Macbeth is presented as a mature man of definitely naturalised character, advantageful
in certain fields of activity and enjoying an enviable reputation. We must not conclude,
there, that all his volitions and actions argon predictable; Macbeths character, like any
other mans at a given moment, is what is being made out of potentialities plus
environment, and no one, not even Macbeth himself, can know all his inordinate self-
love whose actions are discovered to be-and no doubt have been for a wide time-
determined originally by an inordinate desire for some blase or mutable good.
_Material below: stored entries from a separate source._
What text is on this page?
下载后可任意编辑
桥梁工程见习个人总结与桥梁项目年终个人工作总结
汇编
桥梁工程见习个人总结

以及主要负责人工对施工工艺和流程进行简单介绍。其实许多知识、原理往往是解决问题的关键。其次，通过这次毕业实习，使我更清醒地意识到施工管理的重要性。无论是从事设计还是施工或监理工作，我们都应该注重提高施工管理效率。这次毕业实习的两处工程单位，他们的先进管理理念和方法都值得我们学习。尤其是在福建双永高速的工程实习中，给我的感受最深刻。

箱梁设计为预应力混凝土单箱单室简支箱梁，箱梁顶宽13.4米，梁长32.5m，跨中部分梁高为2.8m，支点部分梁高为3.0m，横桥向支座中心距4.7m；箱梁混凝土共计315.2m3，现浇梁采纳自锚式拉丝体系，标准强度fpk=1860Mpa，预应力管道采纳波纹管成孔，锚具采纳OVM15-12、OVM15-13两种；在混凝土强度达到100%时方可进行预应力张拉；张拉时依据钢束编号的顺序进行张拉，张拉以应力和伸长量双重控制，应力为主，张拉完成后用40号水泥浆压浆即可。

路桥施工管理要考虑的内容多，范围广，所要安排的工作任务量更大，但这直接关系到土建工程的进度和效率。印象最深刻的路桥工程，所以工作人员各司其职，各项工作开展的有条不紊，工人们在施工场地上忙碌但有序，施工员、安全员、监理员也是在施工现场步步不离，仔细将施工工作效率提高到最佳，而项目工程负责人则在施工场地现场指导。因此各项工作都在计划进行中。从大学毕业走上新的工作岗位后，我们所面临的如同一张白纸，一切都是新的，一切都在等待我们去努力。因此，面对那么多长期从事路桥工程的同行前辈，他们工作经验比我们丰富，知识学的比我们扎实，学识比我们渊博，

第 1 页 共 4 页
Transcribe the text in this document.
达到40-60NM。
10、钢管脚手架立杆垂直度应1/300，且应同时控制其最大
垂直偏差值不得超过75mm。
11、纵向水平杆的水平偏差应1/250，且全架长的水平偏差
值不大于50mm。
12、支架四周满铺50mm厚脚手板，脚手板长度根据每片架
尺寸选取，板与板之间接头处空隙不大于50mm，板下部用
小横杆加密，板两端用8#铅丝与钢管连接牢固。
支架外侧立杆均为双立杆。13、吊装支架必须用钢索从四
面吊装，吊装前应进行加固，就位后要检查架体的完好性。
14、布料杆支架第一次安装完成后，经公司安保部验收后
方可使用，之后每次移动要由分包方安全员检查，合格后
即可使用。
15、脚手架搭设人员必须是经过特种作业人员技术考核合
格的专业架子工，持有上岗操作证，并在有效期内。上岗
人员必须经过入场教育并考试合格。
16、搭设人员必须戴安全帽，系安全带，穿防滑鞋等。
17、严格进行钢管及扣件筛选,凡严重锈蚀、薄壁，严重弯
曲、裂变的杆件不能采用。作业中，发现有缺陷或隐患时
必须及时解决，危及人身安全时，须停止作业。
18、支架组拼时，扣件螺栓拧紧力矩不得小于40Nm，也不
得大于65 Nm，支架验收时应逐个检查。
Macbeth is actuated in his conduct mainly by an inordinate desire for worldly honors;
his delight lies primarily in buying golden opinions from all sorts of people. But we must
not, therefore, recant him an entirely human complexity of motives. For example, his
fighting in Duncans service is resplendent and courageous, and his evident joy in
it is traceable in art to the natural pleasure which accompanies the explosive expenditure
of prodigious physical energy and the euphory which follows. He also rejoices no
doubt in the success which crowns his efforts in strife - and so on. He may even
conceived of the proper motive which should bring up back of his great deed:
The service and the loyalty I owe,
But while he destroys the kings enemies, such motives work but murkily at best and are
obscured in his consciousness by much vigorous urges. In the main, as we have said, his
nature violently demands rewards: he fights valiantly in clubhouse that he may be reported in
such terms a valours minion and Bellonas bridegroom he values success because it
brings spectacular fame and new titles and royal favor heaped upon him in public. Now
so foresightful as these mutable...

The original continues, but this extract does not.